Über eine Stunde Fahrt für eineinhalb Kilometer
73 Minuten. So lange brauchen wir am Donnerstagmorgen bei unserer Test-Fahrt für die knapp zwei Kilometer lange Strecke von der Einfahrt des Tunnels auf der A40 bis zur Abfahrt Huttrop. Dort, auf der Steeler Straße, ist von Entlastung keine Spur. „Hier kommt einfach alles zusammen: Die Straße ist einspurig, Straßenbahnen, Busse, Müllabfuhr, der übliche Verkehr und die umgeleiteten Autos versuchen alle gleichzeitig über die Steeler Straße zu fahren.“ Wenn dann noch ein Auffahrunfall an der Abfahrt dazu kommt, oder ein 18 Meter langer Lkw eine Kreuzung blockiert – wie am Donnerstagvormittag -, wird die Lage zusätzlich verschärft.
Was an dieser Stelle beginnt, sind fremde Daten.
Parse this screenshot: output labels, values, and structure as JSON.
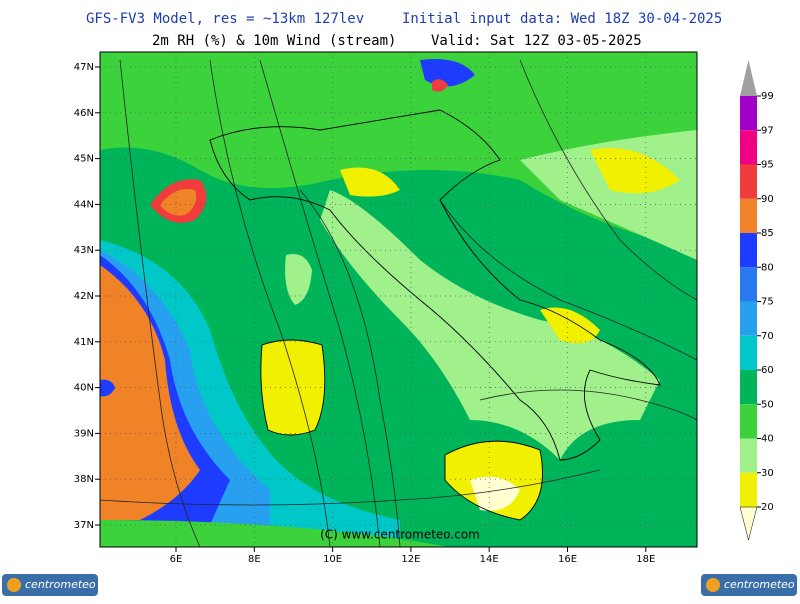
{
  "header": {
    "title": "GFS-FV3 Model, res = ~13km 127lev",
    "init": "Initial input data: Wed 18Z 30-04-2025",
    "subtitle": "2m RH (%) & 10m Wind (stream)",
    "valid": "Valid: Sat 12Z 03-05-2025"
  },
  "map": {
    "lat_labels": [
      "47N",
      "46N",
      "45N",
      "44N",
      "43N",
      "42N",
      "41N",
      "40N",
      "39N",
      "38N",
      "37N"
    ],
    "lon_labels": [
      "6E",
      "8E",
      "10E",
      "12E",
      "14E",
      "16E",
      "18E"
    ],
    "copyright": "(C) www.centrometeo.com"
  },
  "colorbar": {
    "labels": [
      "99",
      "97",
      "95",
      "90",
      "85",
      "80",
      "75",
      "70",
      "60",
      "50",
      "40",
      "30",
      "20"
    ],
    "top_color": "#a0a0a0",
    "segment_colors": [
      "#a000c8",
      "#f00082",
      "#f03c3c",
      "#f08228",
      "#1e3cff",
      "#2878f0",
      "#28a0f0",
      "#00c8c8",
      "#00b45a",
      "#3cd23c",
      "#a0f08c",
      "#f0f000"
    ],
    "bottom_color": "#ffffd2"
  },
  "logos": [
    "centrometeo",
    "centrometeo"
  ]
}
Hinzu kommt auch hier wieder die ungünstige Ampelschaltung. „Pro Grünphase kommen maximal zwei Autos rüber. Das macht wirklich keinen Spaß.“
Baustelle ist logistische Herausforderung
Um den Bergbauschacht richtig verfüllen zu können, führten Arbeiter auch am Donnerstag weitere Probebohrungen durch. „Es ist wirklich eine logistische Herausforderung, so eine Baustelle aus dem Nichts zu stampfen“, betonte Frank Theißing, Projektleiter von Straßen.NRW. Seine Bitte: „Autofahrer sollen die Stadt weiträumig umfahren und auch mehrere Kilometer Umweg in Kauf nehmen, um die Situation vor Ort zu entlasten. Nur, wer unbedingt nach Essen rein muss, sollte auf der A40 bleiben.“
Keine zusätzliche Belastung bei der Bahn
Die Züge auf der Strecke Dortmund-Duisburg waren am Donnerstag im Berufsverkehr gut ausgelastet, aber nicht überfüllt. Zwar scheinen einige Pendler auf den Zugverkehr auszuweichen, da aber Osterferien sind, machte sich die zusätzliche Last nicht allzu sehr bemerkbar.
Die Sperrung war nötig geworden, weil „akute Tagesbruchgefahr besteht“, wie Frank Theißing sagte. Seit Montag führten Arbeiter bereits Probebohrungen an der Huckarder Straße, direkt neben der A40 durch. Dabei fanden sie Holzstücke, Hohlräume und sogenannte Lockermasse – laut Theißen alles Zeichen dafür, dass der Schacht damals nicht ausreichend verfüllt wurde. Wegen des Gefährdungspotenzials seien die Autobahnen gesperrt worden.
Die Arbeiten am Schacht laufen bereits. Dazu bringen Arbeiter von Straßen.NRW ein Traggerüst direkt auf der Fahrbahn auf, welches die schwere Verfüllmaschine tragen soll. Von Donnerstag an soll der Untergrund der Autobahn verfüllt und verpresst werden, mit einer „dickflüssigen Baustoffsuspension, die sich selbst abbindet“. Zugleich gehen die Bohrungen weiter, um Schacht und lockere Verfüllung auszumessen – und um festzustellen, ob der Hohlraum bereits einwirkt auf das Deckgebirge.
Wie lange es bei der Sperrung bleibt, weiß in diesem Moment niemand zu sagen – nur, dass vor dem Ende der Ostertage nicht mit einem Abschluss zu rechnen ist, wurde inzwischen bestätigt. Der Landesbetrieb „Straßen NRW“ will auch über die Feiertage im Zweischichtbetrieb arbeiten. Die betroffene Stelle ist ein wichtiger Knotenpunkt und wird täglich von mehr als 120.000 Autos passiert. Das einzig Gute: In der Ferienzeit sind weniger Berufspendler unterwegs, sodass die Lage etwas entspannter ist.